障害年金を申請できる期間
1 障害年金の消滅時効
障害年金は、障害を抱えた方が生活を安定させるために受け取ることができる公的年金の一つです。
しかし、障害年金の支給を受ける権利には「消滅時効」が存在するため、本来受け取ることができた年金を受給できなくなってしまう可能性があります。
障害年金の支給を受ける権利には、原則として5年の消滅時効が適用されます。
この時効期間は、具体的には、障害年金の支給日の翌月の1日から起算されます。
そのため、障害認定日において、障害年金を受給できる状態に至っていたとしても、請求日から遡って概ね5年以上経過してしまっている分については、時効にかかって消滅してしまい、障害年金を受給することができなくなってしまいます。
障害認定日とは、障害の状態を定める日のことで、原則として、①その障害の原因となった病気やけがについての初診日から1年6か月を経過した日、または②1年6か月以内にその病気やけがが治った場合(=これ以上症状の回復が期待できなくなった場合)はその日を指します。
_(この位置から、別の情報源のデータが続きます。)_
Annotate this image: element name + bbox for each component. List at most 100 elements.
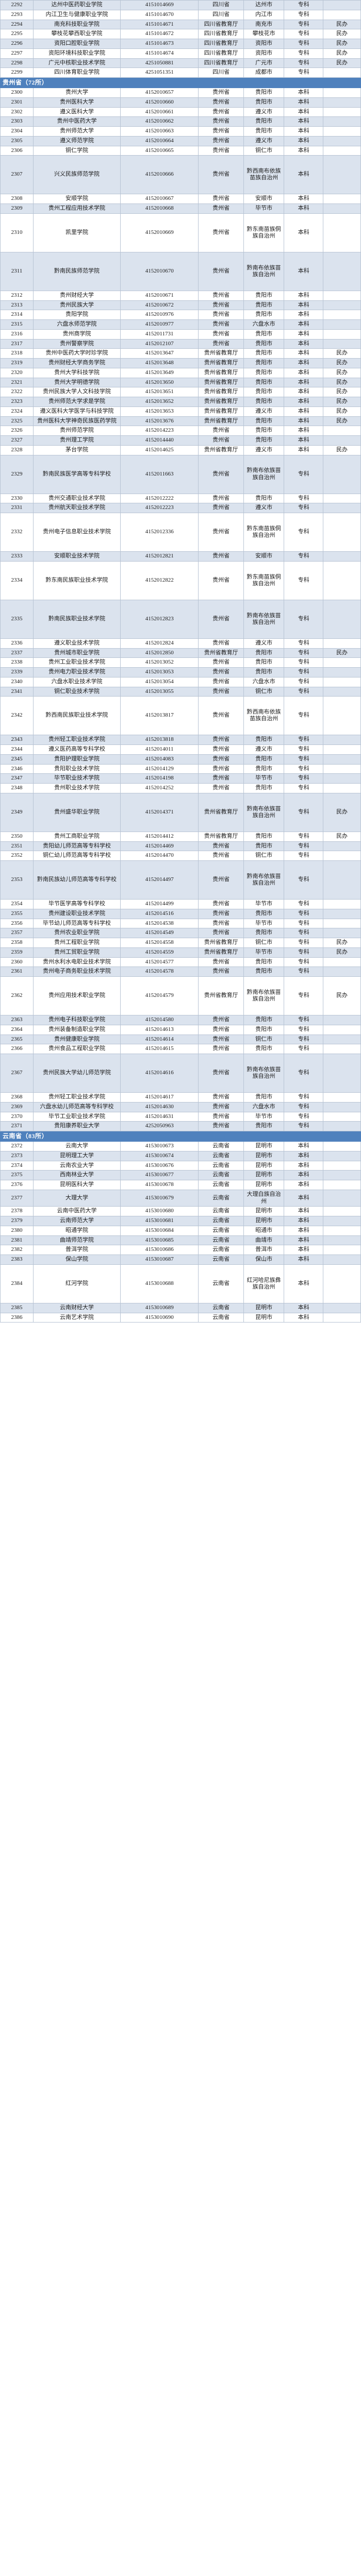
table-row[interactable]: 2362 贵州应用技术职业学院 4152014579 贵州省教育厅 黔南布依族苗族自治州… [0, 976, 361, 1015]
row-index-cell: 2292 [0, 0, 34, 10]
table-row[interactable]: 2318 贵州中医药大学时珍学院 4152013647 贵州省教育厅 贵阳市 本科 民办 [0, 348, 361, 359]
table-row[interactable]: 2366 贵州食品工程职业学院 4152014615 贵州省 贵阳市 专科 [0, 1044, 361, 1054]
table-row[interactable]: 2321 贵州大学明德学院 4152013650 贵州省教育厅 贵阳市 本科 民办 [0, 377, 361, 388]
table-row[interactable]: 2301 贵州医科大学 4152010660 贵州省 贵阳市 本科 [0, 97, 361, 108]
table-row[interactable]: 2354 毕节医学高等专科学校 4152014499 贵州省 毕节市 专科 [0, 899, 361, 909]
table-row[interactable]: 2342 黔西南民族职业技术学院 4152013817 贵州省 黔西南布依族苗族自治州专… [0, 696, 361, 736]
table-row[interactable]: 2305 遵义师范学院 4152010664 贵州省 遵义市 本科 [0, 135, 361, 146]
table-row[interactable]: 2316 贵州商学院 4152011731 贵州省 贵阳市 本科 [0, 329, 361, 340]
table-row[interactable]: 2339 贵州电力职业技术学院 4152013053 贵州省 贵阳市 专科 [0, 667, 361, 677]
table-row[interactable]: 2381 曲靖师范学院 4153010685 云南省 曲靖市 本科 [0, 1235, 361, 1246]
table-row[interactable]: 2331 贵州航天职业技术学院 4152012223 贵州省 遵义市 专科 [0, 503, 361, 513]
table-row[interactable]: 2309 贵州工程应用技术学院 4152010668 贵州省 毕节市 本科 [0, 204, 361, 214]
table-row[interactable]: 2364 贵州装备制造职业学院 4152014613 贵州省 贵阳市 专科 [0, 1024, 361, 1035]
table-row[interactable]: 2371 贵阳康养职业大学 4252050963 贵州省 贵阳市 专科 [0, 1121, 361, 1131]
table-row[interactable]: 2373 昆明理工大学 4153010674 云南省 昆明市 本科 [0, 1150, 361, 1161]
table-row[interactable]: 2326 贵州师范学院 4152014223 贵州省 贵阳市 本科 [0, 426, 361, 436]
table-row[interactable]: 2376 昆明医科大学 4153010678 云南省 昆明市 本科 [0, 1180, 361, 1190]
table-row[interactable]: 2332 贵州电子信息职业技术学院 4152012336 贵州省 黔东南苗族侗族自治州专… [0, 513, 361, 552]
table-row[interactable]: 2348 贵州职业技术学院 4152014252 贵州省 贵阳市 专科 [0, 783, 361, 793]
table-row[interactable]: 2317 贵州警察学院 4152012107 贵州省 贵阳市 本科 [0, 338, 361, 349]
table-row[interactable]: 2377 大理大学 4153010679 云南省 大理白族自治州 本科 [0, 1189, 361, 1207]
table-row[interactable]: 2298 广元中核职业技术学院 4251050881 四川省教育厅 广元市 专科 民办 [0, 58, 361, 69]
table-row[interactable]: 2306 铜仁学院 4152010665 贵州省 铜仁市 本科 [0, 145, 361, 156]
table-row[interactable]: 2308 安顺学院 4152010667 贵州省 安顺市 本科 [0, 194, 361, 204]
table-row[interactable]: 2293 内江卫生与健康职业学院 4151014670 四川省 内江市 专科 [0, 9, 361, 20]
table-row[interactable]: 2302 遵义医科大学 4152010661 贵州省 遵义市 本科 [0, 107, 361, 117]
table-row[interactable]: 2328 茅台学院 4152014625 贵州省教育厅 遵义市 本科 民办 [0, 445, 361, 455]
table-row[interactable]: 2380 昭通学院 4153010684 云南省 昭通市 本科 [0, 1225, 361, 1236]
table-row[interactable]: 2294 南充科技职业学院 4151014671 四川省教育厅 南充市 专科 民办 [0, 19, 361, 30]
ownership-cell [323, 1312, 361, 1323]
table-row[interactable]: 2367 贵州民族大学幼儿师范学院 4152014616 贵州省 黔南布依族苗族自治州专… [0, 1054, 361, 1093]
table-row[interactable]: 2335 黔南民族职业技术学院 4152012823 贵州省 黔南布依族苗族自治州 专科 [0, 599, 361, 639]
table-row[interactable]: 2313 贵州民族大学 4152010672 贵州省 贵阳市 本科 [0, 300, 361, 311]
table-row[interactable]: 2357 贵州农业职业学院 4152014549 贵州省 贵阳市 专科 [0, 928, 361, 938]
table-row[interactable]: 2295 攀枝花攀西职业学院 4151014672 四川省教育厅 攀枝花市 专科 民办 [0, 29, 361, 39]
table-row[interactable]: 2325 贵州医科大学神奇民族医药学院 4152013676 贵州省教育厅 贵阳市 本科民… [0, 416, 361, 427]
table-row[interactable]: 2303 贵州中医药大学 4152010662 贵州省 贵阳市 本科 [0, 116, 361, 127]
table-row[interactable]: 2333 安顺职业技术学院 4152012821 贵州省 安顺市 专科 [0, 551, 361, 562]
table-row[interactable]: 2385 云南财经大学 4153010689 云南省 昆明市 本科 [0, 1302, 361, 1313]
table-row[interactable]: 2383 保山学院 4153010687 云南省 保山市 本科 [0, 1255, 361, 1265]
table-row[interactable]: 2338 贵州工业职业技术学院 4152013052 贵州省 贵阳市 专科 [0, 657, 361, 668]
table-row[interactable]: 2350 贵州工商职业学院 4152014412 贵州省教育厅 贵阳市 专科 民办 [0, 831, 361, 842]
table-row[interactable]: 2307 兴义民族师范学院 4152010666 贵州省 黔西南布依族苗族自治州 本科 [0, 155, 361, 195]
table-row[interactable]: 2344 遵义医药高等专科学校 4152014011 贵州省 遵义市 专科 [0, 744, 361, 755]
table-row[interactable]: 2369 六盘水幼儿师范高等专科学校 4152014630 贵州省 六盘水市 专科 [0, 1101, 361, 1112]
table-row[interactable]: 2352 铜仁幼儿师范高等专科学校 4152014470 贵州省 铜仁市 专科 [0, 851, 361, 861]
table-row[interactable]: 2312 贵州财经大学 4152010671 贵州省 贵阳市 本科 [0, 290, 361, 301]
table-row[interactable]: 2292 达州中医药职业学院 4151014669 四川省 达州市 专科 [0, 0, 361, 10]
table-row[interactable]: 2368 贵州轻工职业技术学院 4152014617 贵州省 贵阳市 专科 [0, 1092, 361, 1103]
table-row[interactable]: 2379 云南师范大学 4153010681 云南省 昆明市 本科 [0, 1216, 361, 1226]
table-row[interactable]: 2356 毕节幼儿师范高等专科学校 4152014538 贵州省 毕节市 专科 [0, 918, 361, 929]
ownership-cell [323, 1121, 361, 1131]
table-row[interactable]: 2341 铜仁职业技术学院 4152013055 贵州省 铜仁市 专科 [0, 686, 361, 697]
table-row[interactable]: 2378 云南中医药大学 4153010680 云南省 昆明市 本科 [0, 1206, 361, 1216]
table-row[interactable]: 2353 黔南民族幼儿师范高等专科学校 4152014497 贵州省 黔南布依族苗族自治… [0, 860, 361, 900]
table-row[interactable]: 2374 云南农业大学 4153010676 云南省 昆明市 本科 [0, 1160, 361, 1171]
table-row[interactable]: 2358 贵州工程职业学院 4152014558 贵州省教育厅 铜仁市 专科 民办 [0, 938, 361, 948]
table-row[interactable]: 2329 黔南民族医学高等专科学校 4152011663 贵州省 黔南布依族苗族自治州专… [0, 454, 361, 494]
table-row[interactable]: 2323 贵州师范大学求是学院 4152013652 贵州省教育厅 贵阳市 本科 民办 [0, 397, 361, 407]
table-row[interactable]: 2322 贵州民族大学人文科技学院 4152013651 贵州省教育厅 贵阳市 本科 民办 [0, 387, 361, 397]
table-row[interactable]: 2361 贵州电子商务职业技术学院 4152014578 贵州省 贵阳市 专科 [0, 967, 361, 977]
table-row[interactable]: 2319 贵州财经大学商务学院 4152013648 贵州省教育厅 贵阳市 本科 民办 [0, 358, 361, 368]
table-row[interactable]: 2365 贵州健康职业学院 4152014614 贵州省 铜仁市 专科 [0, 1034, 361, 1045]
table-row[interactable]: 2386 云南艺术学院 4153010690 云南省 昆明市 本科 [0, 1312, 361, 1323]
table-row[interactable]: 2363 贵州电子科技职业学院 4152014580 贵州省 贵阳市 专科 [0, 1015, 361, 1025]
level-cell: 专科 [284, 551, 324, 562]
table-row[interactable]: 2337 贵州城市职业学院 4152012850 贵州省教育厅 贵阳市 专科 民办 [0, 648, 361, 658]
table-row[interactable]: 2299 四川体育职业学院 4251051351 四川省 成都市 专科 [0, 67, 361, 78]
table-row[interactable]: 2347 毕节职业技术学院 4152014198 贵州省 毕节市 专科 [0, 773, 361, 784]
table-row[interactable]: 2355 贵州建设职业技术学院 4152014516 贵州省 贵阳市 专科 [0, 908, 361, 919]
table-row[interactable]: 2296 资阳口腔职业学院 4151014673 四川省教育厅 资阳市 专科 民办 [0, 39, 361, 49]
table-row[interactable]: 2349 贵州盛华职业学院 4152014371 贵州省教育厅 黔南布依族苗族自治州 专科… [0, 792, 361, 832]
table-row[interactable]: 2311 黔南民族师范学院 4152010670 贵州省 黔南布依族苗族自治州 本科 [0, 251, 361, 291]
table-row[interactable]: 2360 贵州水利水电职业技术学院 4152014577 贵州省 贵阳市 专科 [0, 957, 361, 968]
table-row[interactable]: 2334 黔东南民族职业技术学院 4152012822 贵州省 黔东南苗族侗族自治州 专科 [0, 561, 361, 600]
table-row[interactable]: 2314 贵阳学院 4152010976 贵州省 贵阳市 本科 [0, 310, 361, 320]
table-row[interactable]: 2384 红河学院 4153010688 云南省 红河哈尼族彝族自治州 本科 [0, 1264, 361, 1303]
table-row[interactable]: 2372 云南大学 4153010673 云南省 昆明市 本科 [0, 1141, 361, 1151]
table-row[interactable]: 2382 普洱学院 4153010686 云南省 普洱市 本科 [0, 1245, 361, 1255]
table-row[interactable]: 2336 遵义职业技术学院 4152012824 贵州省 遵义市 专科 [0, 638, 361, 649]
table-row[interactable]: 2340 六盘水职业技术学院 4152013054 贵州省 六盘水市 专科 [0, 676, 361, 687]
table-row[interactable]: 2297 资阳环境科技职业学院 4151014674 四川省教育厅 资阳市 专科 民办 [0, 48, 361, 59]
level-cell: 本科 [284, 107, 324, 117]
table-row[interactable]: 2375 西南林业大学 4153010677 云南省 昆明市 本科 [0, 1170, 361, 1180]
table-row[interactable]: 2345 贵阳护理职业学院 4152014083 贵州省 贵阳市 专科 [0, 754, 361, 765]
table-row[interactable]: 2330 贵州交通职业技术学院 4152012222 贵州省 贵阳市 专科 [0, 493, 361, 504]
table-row[interactable]: 2351 贵阳幼儿师范高等专科学校 4152014469 贵州省 贵阳市 专科 [0, 841, 361, 852]
table-row[interactable]: 2320 贵州大学科技学院 4152013649 贵州省教育厅 贵阳市 本科 民办 [0, 367, 361, 378]
table-row[interactable]: 2310 凯里学院 4152010669 贵州省 黔东南苗族侗族自治州 本科 [0, 213, 361, 252]
table-row[interactable]: 2304 贵州师范大学 4152010663 贵州省 贵阳市 本科 [0, 126, 361, 137]
table-row[interactable]: 2346 贵阳职业技术学院 4152014129 贵州省 贵阳市 专科 [0, 764, 361, 774]
table-row[interactable]: 2359 贵州工贸职业学院 4152014559 贵州省教育厅 毕节市 专科 民办 [0, 947, 361, 958]
table-row[interactable]: 2327 贵州理工学院 4152014440 贵州省 贵阳市 本科 [0, 435, 361, 446]
table-row[interactable]: 2315 六盘水师范学院 4152010977 贵州省 六盘水市 本科 [0, 319, 361, 330]
table-row[interactable]: 2370 毕节工业职业技术学院 4152014631 贵州省 毕节市 专科 [0, 1111, 361, 1122]
table-row[interactable]: 2343 贵州轻工职业技术学院 4152013818 贵州省 贵阳市 专科 [0, 735, 361, 745]
table-row[interactable]: 2324 遵义医科大学医学与科技学院 4152013653 贵州省教育厅 遵义市 本科 民办 [0, 406, 361, 417]
table-row[interactable]: 2300 贵州大学 4152010657 贵州省 贵阳市 本科 [0, 88, 361, 98]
したがって、既に障害認定日が訪れていると思われる案件においては、障害年金の支給を受ける権利が時効によって消滅してしまう前に、速やかに請求をするようにしましょう。
2 障害年金を申請できる年齢
⑴ 国民年金加入者の場合
原則として、初診日において国民年金に加入している20歳から60歳の方は、障害基礎年金を申請することができます。
また、初診日が①20歳前、または②日本国内に住んでいる60歳以上65歳未満で年金制度に加入していない期間に属している場合も障害基礎年金を申請できます。
一方で、初診日が65歳以上になると、新たに障害年金を申請することは原則としてできませんが、既に障害年金を受給している場合は、その後も条件を満たす限り継続して受給することが可能です。
⑵ 厚生年金加入者の場合
厚生年金保険の被保険者である間に、障害の原因となった病気やけがの初診日があれば、障害厚生年金を申請することができます。
⑶ 事後重症請求を行う場合
事後重症請求の場合は、請求書を65歳の誕生日の前々日までに提出する必要があります。